Friday, April 9, 2010

Apostrophic abuse

For a while, I collected examples of the misuse of the apostrophe, which are rampant in our culture. I have long chalked it up to the relative educational level of sign painters and sign board "writers." In the old days, a sign painter took great pride in his work, making sure that things were carefully spelled and punctuated. He may not have had many years of education but the education he received was solid.

Today signs are seldom handpainted. They are either digitally produced by a print shop or put together by a minimum-wage employee. In the first case, the print shop takes whatever the customer wants and prints it, often without looking at it and certainly without editing it. And few store owners run out and edit the sign board their teenage helper put together advertising today's special.
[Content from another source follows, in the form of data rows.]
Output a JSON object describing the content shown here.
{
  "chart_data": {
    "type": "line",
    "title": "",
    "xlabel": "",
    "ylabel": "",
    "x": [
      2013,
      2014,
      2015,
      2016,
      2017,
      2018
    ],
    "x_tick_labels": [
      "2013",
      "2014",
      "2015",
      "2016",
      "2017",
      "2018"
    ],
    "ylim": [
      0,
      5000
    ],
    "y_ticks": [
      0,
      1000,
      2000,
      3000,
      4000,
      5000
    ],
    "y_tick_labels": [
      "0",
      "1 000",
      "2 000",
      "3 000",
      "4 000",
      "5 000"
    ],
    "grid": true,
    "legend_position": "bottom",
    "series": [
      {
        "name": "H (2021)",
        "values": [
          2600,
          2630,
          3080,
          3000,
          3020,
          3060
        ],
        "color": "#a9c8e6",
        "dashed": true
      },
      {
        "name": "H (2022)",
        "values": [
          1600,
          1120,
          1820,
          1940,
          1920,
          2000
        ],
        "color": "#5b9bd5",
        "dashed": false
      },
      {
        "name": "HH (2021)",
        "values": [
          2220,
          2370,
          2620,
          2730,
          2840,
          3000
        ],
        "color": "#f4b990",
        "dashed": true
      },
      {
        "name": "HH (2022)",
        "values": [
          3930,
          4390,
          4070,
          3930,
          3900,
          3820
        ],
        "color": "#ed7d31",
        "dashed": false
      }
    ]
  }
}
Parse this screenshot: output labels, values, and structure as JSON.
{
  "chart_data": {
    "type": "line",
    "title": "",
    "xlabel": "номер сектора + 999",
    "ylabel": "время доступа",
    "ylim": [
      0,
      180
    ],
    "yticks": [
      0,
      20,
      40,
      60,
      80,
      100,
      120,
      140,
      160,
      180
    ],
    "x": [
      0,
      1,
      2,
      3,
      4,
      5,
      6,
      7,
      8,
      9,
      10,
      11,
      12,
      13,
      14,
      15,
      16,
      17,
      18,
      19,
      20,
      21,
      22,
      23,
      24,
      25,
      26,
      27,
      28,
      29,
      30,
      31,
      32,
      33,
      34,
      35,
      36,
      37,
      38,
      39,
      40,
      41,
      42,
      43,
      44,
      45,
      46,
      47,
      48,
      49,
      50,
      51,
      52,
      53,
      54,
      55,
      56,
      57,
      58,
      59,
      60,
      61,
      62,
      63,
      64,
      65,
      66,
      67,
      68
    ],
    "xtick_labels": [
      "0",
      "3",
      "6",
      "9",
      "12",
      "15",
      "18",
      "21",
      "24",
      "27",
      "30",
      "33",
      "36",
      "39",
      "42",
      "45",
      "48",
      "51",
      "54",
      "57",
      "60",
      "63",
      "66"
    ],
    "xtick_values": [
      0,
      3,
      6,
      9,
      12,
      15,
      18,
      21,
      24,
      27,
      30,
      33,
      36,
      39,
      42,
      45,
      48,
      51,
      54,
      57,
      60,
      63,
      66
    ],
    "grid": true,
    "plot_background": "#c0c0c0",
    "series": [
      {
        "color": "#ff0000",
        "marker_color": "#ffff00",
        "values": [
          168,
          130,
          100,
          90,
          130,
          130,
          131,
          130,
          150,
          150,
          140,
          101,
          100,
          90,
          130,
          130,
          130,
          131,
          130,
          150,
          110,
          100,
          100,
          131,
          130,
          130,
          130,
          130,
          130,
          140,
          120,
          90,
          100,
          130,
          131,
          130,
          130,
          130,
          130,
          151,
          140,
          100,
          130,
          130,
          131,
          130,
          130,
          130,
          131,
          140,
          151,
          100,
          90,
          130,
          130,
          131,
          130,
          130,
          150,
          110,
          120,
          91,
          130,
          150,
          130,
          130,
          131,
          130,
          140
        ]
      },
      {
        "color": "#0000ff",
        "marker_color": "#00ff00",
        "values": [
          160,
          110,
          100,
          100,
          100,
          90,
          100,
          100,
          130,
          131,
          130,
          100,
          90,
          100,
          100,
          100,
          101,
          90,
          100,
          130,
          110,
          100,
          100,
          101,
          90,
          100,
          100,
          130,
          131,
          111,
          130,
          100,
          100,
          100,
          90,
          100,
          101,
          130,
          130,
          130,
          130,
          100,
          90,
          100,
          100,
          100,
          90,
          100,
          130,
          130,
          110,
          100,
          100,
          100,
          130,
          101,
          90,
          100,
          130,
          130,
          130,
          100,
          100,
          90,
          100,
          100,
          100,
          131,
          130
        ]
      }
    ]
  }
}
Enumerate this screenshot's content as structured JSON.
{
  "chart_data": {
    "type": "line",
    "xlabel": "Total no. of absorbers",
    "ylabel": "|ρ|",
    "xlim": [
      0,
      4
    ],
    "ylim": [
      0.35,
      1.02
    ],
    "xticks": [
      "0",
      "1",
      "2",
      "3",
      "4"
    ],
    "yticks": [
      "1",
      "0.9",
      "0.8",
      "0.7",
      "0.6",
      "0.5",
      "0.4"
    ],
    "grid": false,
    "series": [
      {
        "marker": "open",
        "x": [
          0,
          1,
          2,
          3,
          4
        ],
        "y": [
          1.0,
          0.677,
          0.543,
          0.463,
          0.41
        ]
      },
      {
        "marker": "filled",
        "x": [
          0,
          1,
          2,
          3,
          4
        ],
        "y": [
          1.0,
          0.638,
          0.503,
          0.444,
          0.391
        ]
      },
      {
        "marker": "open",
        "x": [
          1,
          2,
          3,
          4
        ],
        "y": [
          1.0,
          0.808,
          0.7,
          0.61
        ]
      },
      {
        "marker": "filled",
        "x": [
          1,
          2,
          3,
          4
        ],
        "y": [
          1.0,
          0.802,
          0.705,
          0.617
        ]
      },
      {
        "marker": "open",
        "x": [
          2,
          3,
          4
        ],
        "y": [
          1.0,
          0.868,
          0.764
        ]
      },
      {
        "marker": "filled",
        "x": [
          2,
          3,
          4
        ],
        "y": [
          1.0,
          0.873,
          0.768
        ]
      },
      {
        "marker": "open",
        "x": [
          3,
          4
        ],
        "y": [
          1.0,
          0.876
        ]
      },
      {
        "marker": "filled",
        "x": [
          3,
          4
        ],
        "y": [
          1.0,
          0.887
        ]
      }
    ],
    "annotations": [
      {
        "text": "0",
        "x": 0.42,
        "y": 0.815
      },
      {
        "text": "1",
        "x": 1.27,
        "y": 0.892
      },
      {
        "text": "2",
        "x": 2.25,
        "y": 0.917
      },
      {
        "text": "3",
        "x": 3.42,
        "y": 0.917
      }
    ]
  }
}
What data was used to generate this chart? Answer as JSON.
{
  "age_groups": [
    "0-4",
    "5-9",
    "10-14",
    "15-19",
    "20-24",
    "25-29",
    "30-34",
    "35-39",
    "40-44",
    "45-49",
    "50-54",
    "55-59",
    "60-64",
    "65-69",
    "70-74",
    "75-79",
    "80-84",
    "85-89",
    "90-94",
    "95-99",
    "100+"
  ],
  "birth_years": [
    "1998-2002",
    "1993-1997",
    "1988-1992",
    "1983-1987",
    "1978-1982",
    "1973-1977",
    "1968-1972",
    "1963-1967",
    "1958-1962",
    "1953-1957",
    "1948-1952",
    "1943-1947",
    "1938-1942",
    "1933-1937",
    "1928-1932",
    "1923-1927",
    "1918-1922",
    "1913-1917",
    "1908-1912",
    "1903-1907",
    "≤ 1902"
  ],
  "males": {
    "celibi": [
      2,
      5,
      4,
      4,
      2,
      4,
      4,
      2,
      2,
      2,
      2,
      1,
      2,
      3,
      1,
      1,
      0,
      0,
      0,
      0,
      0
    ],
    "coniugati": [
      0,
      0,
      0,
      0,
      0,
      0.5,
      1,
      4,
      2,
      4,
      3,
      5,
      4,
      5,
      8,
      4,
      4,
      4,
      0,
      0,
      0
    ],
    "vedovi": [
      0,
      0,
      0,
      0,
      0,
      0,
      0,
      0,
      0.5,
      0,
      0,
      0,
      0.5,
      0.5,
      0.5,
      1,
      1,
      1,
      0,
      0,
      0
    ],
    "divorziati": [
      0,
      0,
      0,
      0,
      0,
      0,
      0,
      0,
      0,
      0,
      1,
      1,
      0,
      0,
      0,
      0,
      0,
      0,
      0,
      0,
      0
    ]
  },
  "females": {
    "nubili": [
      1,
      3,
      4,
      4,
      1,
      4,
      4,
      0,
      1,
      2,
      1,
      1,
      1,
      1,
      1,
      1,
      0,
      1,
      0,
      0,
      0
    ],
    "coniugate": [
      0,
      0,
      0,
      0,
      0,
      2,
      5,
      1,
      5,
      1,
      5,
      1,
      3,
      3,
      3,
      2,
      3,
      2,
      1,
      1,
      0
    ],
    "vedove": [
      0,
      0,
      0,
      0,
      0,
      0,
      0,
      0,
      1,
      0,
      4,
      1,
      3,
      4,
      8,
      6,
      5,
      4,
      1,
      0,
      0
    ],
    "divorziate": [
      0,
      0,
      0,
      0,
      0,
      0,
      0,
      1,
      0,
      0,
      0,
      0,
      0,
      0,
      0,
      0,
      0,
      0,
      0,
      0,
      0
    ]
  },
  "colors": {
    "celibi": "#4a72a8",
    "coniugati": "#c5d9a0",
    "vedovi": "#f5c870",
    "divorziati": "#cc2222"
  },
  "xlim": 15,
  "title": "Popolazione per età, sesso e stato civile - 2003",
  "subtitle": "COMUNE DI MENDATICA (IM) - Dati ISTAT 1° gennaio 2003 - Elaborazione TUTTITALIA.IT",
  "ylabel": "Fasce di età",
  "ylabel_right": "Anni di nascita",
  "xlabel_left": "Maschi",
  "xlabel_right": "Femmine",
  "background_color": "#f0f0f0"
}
That's why you'll see: Taco's 2 for $1 or "Special on tomato's"

The rules of the apostrophe are actually fairly simple.

  • Use for contractions (I'm for I am; you're for you are; etc.) The apostrophe substitutes for the missing letter or letters.
  • Use for possessives with nouns representing human beings and animals. The cat's tail, the man's new job, Sharon's coat. If the noun ends in s and is plural, place the apostrophe after the s: the boys' father (several boys) as opposed to the boy's father (one boy). If the noun ends in s and is singular, use 's after the s: Jesus's disciples.
  • Use for the plural of symbols: He got all A's on his report card. $'s are less used today.
  • Don't use the apostrophe with possessive adjectives or pronouns: This is mine, that is hers (not her's). The cat licked its tail.
  • Don't use the apostrophe to make plurals of acronyms but do use with contractions. My PC's broken. He owns three PCs.

This kind of attention to detail is rapidly separating the better writer from the less careful. And it preserves some nuances in the language, always a good thing to my mind.